6. Understand fabrics, and question brands on their production policies.
Opting for natural textures and fibres may mean your clothes last longer, but also are less environmentally damaging. You can also ask your favourite brands where and how they make their clothing, and what they are doing to offset any environmental damage in their production chain. With an informed awareness, you’ll be able to pick out brands that are conscious, that shout about their ethical and environmental credentials and that work to improve the environmental impact of production. Many local and artisan producers are now creating labels, designs and fabrics that are more sustainable – have a look at this article for some ideas on where to get started.
7. Buy things that are made to last.
Cheaper clothing is just that. Jumpers are more likely to bobble, seams to split. Fabrics may be cheaper and not designed to last. Five pairs of terrible jeans that don’t last long may equate to one really great pair that will last and last and last. Buying cheaper brands can be a false economy, so when you are able, consider a slow fashion approach and buy pieces that will stand the test of time.
8. Ask “Do I really need this?”
Before you buy anything. Do you really need it? Can you think of at least 3 occasions when you will wear it? Do you have at least two other items in the wardrobe that it will go with? If you have doubts or hesitations as to how much use you’ll get out of something, you’re probably better off leaving it in the shops.

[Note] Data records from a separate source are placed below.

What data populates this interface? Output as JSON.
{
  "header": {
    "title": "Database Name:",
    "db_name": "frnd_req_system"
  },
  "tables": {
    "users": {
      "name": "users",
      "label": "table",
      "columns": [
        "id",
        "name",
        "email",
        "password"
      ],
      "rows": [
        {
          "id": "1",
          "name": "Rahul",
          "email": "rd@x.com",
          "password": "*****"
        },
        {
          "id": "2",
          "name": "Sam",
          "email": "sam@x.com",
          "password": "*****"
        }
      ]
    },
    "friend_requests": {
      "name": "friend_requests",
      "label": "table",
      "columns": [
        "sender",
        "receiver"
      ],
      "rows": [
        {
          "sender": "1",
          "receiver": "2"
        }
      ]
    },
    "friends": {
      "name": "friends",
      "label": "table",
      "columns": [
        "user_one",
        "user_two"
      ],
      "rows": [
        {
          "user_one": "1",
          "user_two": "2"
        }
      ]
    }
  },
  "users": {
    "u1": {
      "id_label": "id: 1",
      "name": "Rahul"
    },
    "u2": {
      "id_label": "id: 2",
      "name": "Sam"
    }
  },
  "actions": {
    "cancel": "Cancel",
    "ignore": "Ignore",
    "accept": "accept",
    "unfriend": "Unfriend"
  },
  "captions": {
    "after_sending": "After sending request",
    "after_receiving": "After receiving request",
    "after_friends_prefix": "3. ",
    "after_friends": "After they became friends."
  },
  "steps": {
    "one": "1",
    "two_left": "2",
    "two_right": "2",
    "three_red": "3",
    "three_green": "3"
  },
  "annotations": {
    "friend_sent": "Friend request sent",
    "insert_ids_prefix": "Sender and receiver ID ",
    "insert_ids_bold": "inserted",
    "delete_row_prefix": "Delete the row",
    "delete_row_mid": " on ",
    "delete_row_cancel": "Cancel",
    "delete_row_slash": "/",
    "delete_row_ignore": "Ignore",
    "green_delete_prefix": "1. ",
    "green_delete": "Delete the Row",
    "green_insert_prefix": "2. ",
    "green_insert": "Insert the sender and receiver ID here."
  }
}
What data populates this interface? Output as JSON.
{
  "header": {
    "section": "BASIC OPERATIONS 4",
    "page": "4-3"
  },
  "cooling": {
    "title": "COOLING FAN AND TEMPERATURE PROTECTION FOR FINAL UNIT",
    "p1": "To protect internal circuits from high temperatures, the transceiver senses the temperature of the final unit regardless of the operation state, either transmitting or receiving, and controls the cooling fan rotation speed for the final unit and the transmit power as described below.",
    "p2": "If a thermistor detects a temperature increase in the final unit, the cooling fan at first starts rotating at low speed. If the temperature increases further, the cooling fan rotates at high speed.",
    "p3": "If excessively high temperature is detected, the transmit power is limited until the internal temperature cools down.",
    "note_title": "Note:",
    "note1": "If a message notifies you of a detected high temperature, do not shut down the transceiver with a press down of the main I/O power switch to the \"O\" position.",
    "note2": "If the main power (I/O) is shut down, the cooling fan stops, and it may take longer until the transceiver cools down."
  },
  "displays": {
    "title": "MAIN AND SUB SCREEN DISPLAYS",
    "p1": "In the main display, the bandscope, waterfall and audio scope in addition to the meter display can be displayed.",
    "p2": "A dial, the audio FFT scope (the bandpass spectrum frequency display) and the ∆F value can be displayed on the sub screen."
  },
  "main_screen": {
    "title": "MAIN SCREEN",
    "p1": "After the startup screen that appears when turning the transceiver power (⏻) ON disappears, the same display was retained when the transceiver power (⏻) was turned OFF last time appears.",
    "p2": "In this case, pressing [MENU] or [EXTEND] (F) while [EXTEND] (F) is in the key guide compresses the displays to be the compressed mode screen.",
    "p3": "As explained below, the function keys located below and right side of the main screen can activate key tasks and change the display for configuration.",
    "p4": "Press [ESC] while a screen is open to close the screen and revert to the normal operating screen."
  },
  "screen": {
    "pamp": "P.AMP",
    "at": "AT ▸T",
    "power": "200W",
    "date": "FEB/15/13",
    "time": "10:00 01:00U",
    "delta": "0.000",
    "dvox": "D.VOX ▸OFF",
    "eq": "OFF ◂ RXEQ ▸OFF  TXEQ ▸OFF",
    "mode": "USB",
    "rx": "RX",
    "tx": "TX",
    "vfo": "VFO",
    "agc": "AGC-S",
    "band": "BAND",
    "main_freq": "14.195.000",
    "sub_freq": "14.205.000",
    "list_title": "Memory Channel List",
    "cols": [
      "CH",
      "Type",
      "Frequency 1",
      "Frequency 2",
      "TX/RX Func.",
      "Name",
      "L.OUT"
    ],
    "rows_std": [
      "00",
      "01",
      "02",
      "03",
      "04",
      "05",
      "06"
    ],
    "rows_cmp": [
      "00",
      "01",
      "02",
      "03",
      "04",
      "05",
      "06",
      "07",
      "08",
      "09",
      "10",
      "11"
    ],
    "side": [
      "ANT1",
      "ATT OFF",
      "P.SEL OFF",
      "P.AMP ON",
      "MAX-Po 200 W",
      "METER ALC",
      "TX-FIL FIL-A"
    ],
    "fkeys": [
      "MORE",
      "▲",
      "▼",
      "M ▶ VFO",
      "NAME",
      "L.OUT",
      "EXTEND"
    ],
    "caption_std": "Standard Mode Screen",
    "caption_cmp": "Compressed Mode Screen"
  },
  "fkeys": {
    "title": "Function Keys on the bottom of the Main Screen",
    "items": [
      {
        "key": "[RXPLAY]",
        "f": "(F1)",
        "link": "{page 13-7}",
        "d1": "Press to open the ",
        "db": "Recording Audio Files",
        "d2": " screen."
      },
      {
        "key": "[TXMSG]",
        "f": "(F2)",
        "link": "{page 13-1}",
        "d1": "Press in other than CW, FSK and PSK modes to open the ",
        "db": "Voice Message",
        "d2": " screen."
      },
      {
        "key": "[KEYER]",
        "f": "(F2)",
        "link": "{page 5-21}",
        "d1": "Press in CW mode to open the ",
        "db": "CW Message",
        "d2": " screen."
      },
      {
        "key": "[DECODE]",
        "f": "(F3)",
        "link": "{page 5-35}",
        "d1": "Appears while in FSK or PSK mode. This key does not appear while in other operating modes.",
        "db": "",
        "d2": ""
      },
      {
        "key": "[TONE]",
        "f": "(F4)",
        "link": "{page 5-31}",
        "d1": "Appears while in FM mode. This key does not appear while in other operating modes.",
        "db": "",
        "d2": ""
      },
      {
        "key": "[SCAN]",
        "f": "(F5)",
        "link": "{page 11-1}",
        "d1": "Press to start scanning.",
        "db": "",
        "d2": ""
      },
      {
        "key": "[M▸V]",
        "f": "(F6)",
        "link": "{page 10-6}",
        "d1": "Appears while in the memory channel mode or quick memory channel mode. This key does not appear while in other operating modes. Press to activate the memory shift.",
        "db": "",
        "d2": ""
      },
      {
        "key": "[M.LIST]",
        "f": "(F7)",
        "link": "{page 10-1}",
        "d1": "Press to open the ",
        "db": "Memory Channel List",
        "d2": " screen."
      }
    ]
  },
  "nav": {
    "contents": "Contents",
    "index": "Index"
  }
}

The worst time to go shopping is during the sales, because the lure of the price is often enough to secure a purchase even if you haven’t decided when and where you’ll wear something.
If you’re off to a wedding or a one off event, it can be a costly affair to buy a new outfit for a one-off occasion, and how often are you going to wear it again? Consider borrowing something from a friend, doing a swap or renting from companies who hire clothing on a monthly or by event basis. Have a look at Love Your Clothes for some ideas.
9. Clear out regularly.
It may seem strange, but when it comes to our wardrobes, less can often be more. Having an uncluttered wardrobe will help you see what you do have and make it easier to out outfits together and spot obvious gaps. When you’ve finished with an item of clothing, it’s great to pay it forward and pass it on for someone else to enjoy. If you’ve got clothing in remarkable condition, you can sell it at a dress agency, or on sites like eBay, or you can donate items to charity or swap with friends & family. Even if you have clothing that is no longer wearable, you can still recycle it, either through your local council recycling scheme or some charity shops will take all fabrics regardless of condition as they will get paid a recycling fee for your items – check with your local charity shops.